Se i gesti valgono più delle parole, se i simboli bruciano più degli incendi, non c’è nulla di cui stare sereni. Quel nastro adesivo portato in piazza dagli “antagonisti” a Palermo sabato scorso per manifestare contro il comizio elettorale del leader di Forza Nuova, Roberto Fiore, deve turbare i sogni a chiunque. Il mancato utilizzo degli sfollagente, il parziale bollettino che riporta a quota zero il numero degli scontri, sono solo un palliativo e non devono farci tirare un sospiro di sollievo. La vicenda di Massimo Ursino, incaprettato in pieno centro a Palermo, disumanizzato e colpito con barbara violenza, pesa eccome. Come anche quel banale strumento d’imballaggio usato a mo’ di arma impropria.
Nastri adesivi mostrati come cinghie allo stadio. Non si tratta soltanto della rivendicazione morale e collettiva di un’aggressione, dietro c’è dell’altro. Ecco la nuova chiave inglese. Peggio ancora, il nuovo mimo della P38 a uso e consumo di studentelli imberbi e figlie dell’onorata borghesia siciliana (le foto di agenzia ci dicono questo). Probabilmente non sanno quello che fanno o lo fanno giocando, che è peggio. E non ci vuole un esperto di semiotica per decriptare segnali fin troppo evidenti. Violenza politica, l’invito assai esplicito alla censura dell’altro e linguaggi talvolta da criminalità organizzata, devono dirci qualcosa che fa ancora più male (con i giusti distinguo, ovviamente) delle bombe carta chiodate esplose a Torino. Qualcosa d’inquietante, di sconcertante.
Ideologismo, odio, disprezzo per la vita umana e per la recente storia civile del nostro Paese. Mettiamoci pure scarse letture e l’assenza di maitre-penseur collaudati. Un mix al vetriolo. Dimentica in fretta la coscienza civica di questa nazione, tanto da scatenare le piazze in nome di un pericolo – quello di un presunto ritorno del fascismo – che non è affatto nell’aria. L’Italia, l’Europa e l’Occidente, vivono al momento altre inquietudini, forse più esasperanti.

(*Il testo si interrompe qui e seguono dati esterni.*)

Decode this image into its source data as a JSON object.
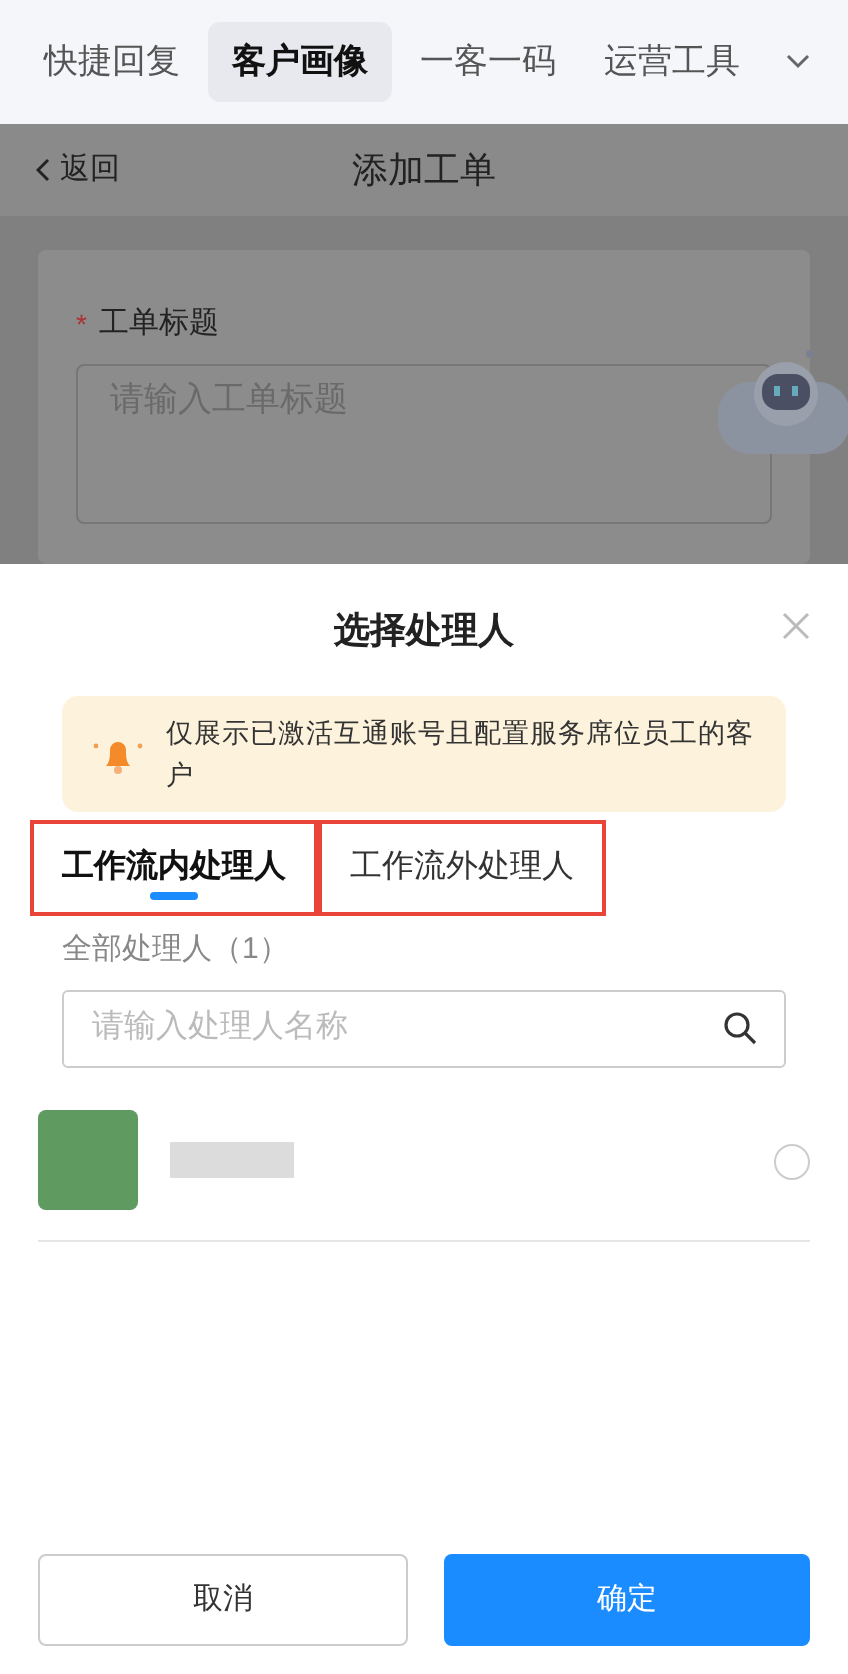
{
  "top_tabs": [
    {
      "label": "快捷回复",
      "selected": false
    },
    {
      "label": "客户画像",
      "selected": true
    },
    {
      "label": "一客一码",
      "selected": false
    },
    {
      "label": "运营工具",
      "selected": false
    }
  ],
  "page": {
    "back": "返回",
    "title": "添加工单",
    "field": {
      "label": "工单标题",
      "required_mark": "*",
      "placeholder": "请输入工单标题"
    }
  },
  "sheet": {
    "title": "选择处理人",
    "notice": "仅展示已激活互通账号且配置服务席位员工的客户",
    "tabs": [
      {
        "label": "工作流内处理人",
        "selected": true
      },
      {
        "label": "工作流外处理人",
        "selected": false
      }
    ],
    "count_label": "全部处理人（1）",
    "search": {
      "placeholder": "请输入处理人名称"
    },
    "handlers": [
      {
        "selected": false
      }
    ],
    "buttons": [
      {
        "label": "取消",
        "kind": "secondary"
      },
      {
        "label": "确定",
        "kind": "primary"
      }
    ]
  }
}
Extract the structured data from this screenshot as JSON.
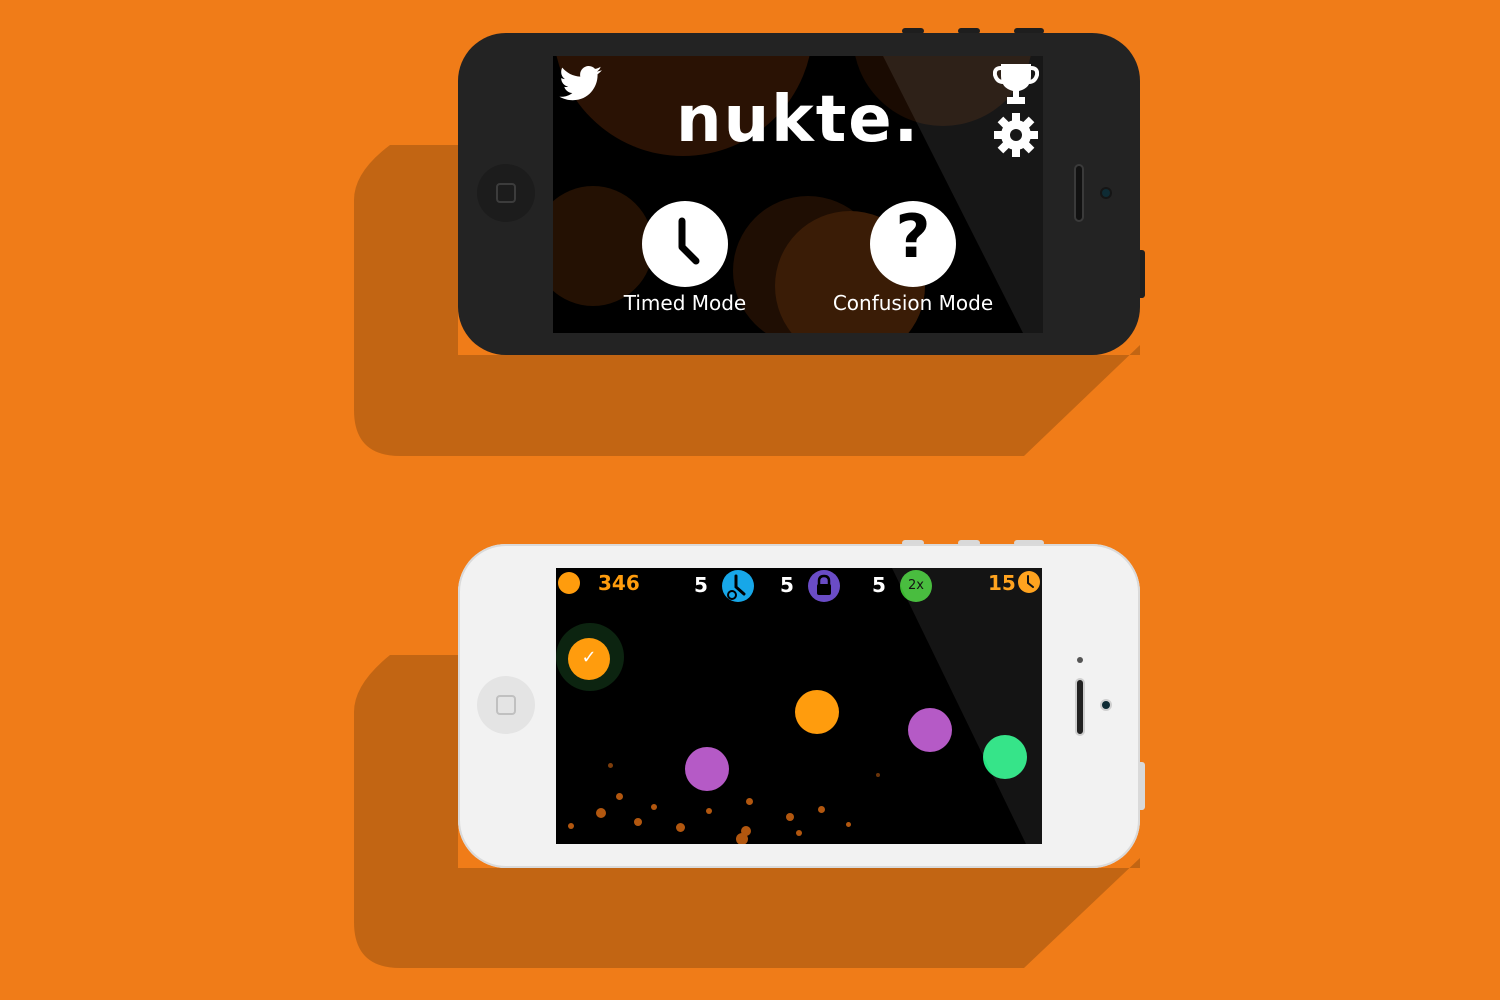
{
  "colors": {
    "background": "#f07c18",
    "long_shadow": "#c26513",
    "accent_orange": "#ff9c0d",
    "purple": "#b55ac6",
    "green": "#25e27f",
    "timer_blue": "#17a7e8",
    "lock_purple": "#6a4cc6",
    "multiplier_green": "#3ab82f"
  },
  "menu_screen": {
    "logo": "nukte.",
    "twitter_icon": "twitter-bird-icon",
    "trophy_icon": "trophy-icon",
    "settings_icon": "gear-icon",
    "modes": [
      {
        "label": "Timed Mode",
        "icon": "clock-icon"
      },
      {
        "label": "Confusion Mode",
        "icon": "question-mark-icon"
      }
    ]
  },
  "game_screen": {
    "score": "346",
    "powerups": [
      {
        "count": "5",
        "icon": "clock-freeze-icon"
      },
      {
        "count": "5",
        "icon": "lock-icon"
      },
      {
        "count": "5",
        "icon": "multiplier-icon",
        "badge": "2x"
      }
    ],
    "timer": "15",
    "timer_icon": "clock-icon",
    "selected_marker": "✓",
    "balls": [
      {
        "color": "orange",
        "selected": true
      },
      {
        "color": "orange",
        "selected": false
      },
      {
        "color": "purple",
        "selected": false
      },
      {
        "color": "purple",
        "selected": false
      },
      {
        "color": "green",
        "selected": false
      }
    ]
  }
}
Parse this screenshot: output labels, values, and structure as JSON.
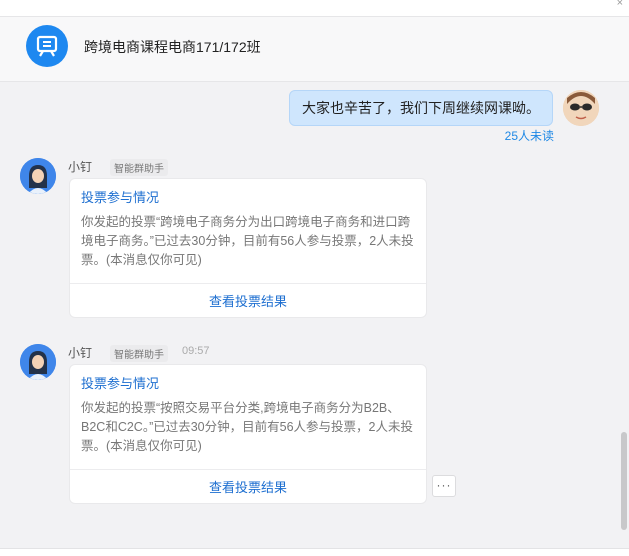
{
  "header": {
    "title": "跨境电商课程电商171/172班"
  },
  "outgoing": {
    "text": "大家也辛苦了，我们下周继续网课呦。",
    "unread": "25人未读"
  },
  "messages": [
    {
      "sender": "小钉",
      "tag": "智能群助手",
      "time": "",
      "card_title": "投票参与情况",
      "card_body": "你发起的投票“跨境电子商务分为出口跨境电子商务和进口跨境电子商务。”已过去30分钟，目前有56人参与投票，2人未投票。(本消息仅你可见)",
      "card_link": "查看投票结果"
    },
    {
      "sender": "小钉",
      "tag": "智能群助手",
      "time": "09:57",
      "card_title": "投票参与情况",
      "card_body": "你发起的投票“按照交易平台分类,跨境电子商务分为B2B、B2C和C2C。”已过去30分钟，目前有56人参与投票，2人未投票。(本消息仅你可见)",
      "card_link": "查看投票结果"
    }
  ],
  "more_button": "···",
  "colors": {
    "accent": "#1e88f0",
    "link": "#1e6fd0",
    "self_bubble": "#cfe6fd"
  }
}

Lo studio della storia aiuterebbe a comprendere che le condizioni sociali e politiche attuali poco hanno a che vedere con 1919/22, il 1968 o il ’77. Fa bene chi vuole scongiurare il ritorno agli anni di piombo; rischia di essere ancora più lungimirante chi, invece, vuole impedire che nei libri di scuola sia scritta una triste pagina ancora a venire, quella degli anni dieci. La storia cioè di una generazione afflitta da una crisi economica interminabile, l’accesso al credito legale impossibile, una valanga migratoria che non ha paralleli nell’epoca recente e conflitti armati di entità asimmetrica. E che in mancanza di speranze decide di annientare se stessa. Sperando che quest’immagine sia tuttalpiù un incubo, politici e intellettuali imparino a leggere i segni del presente.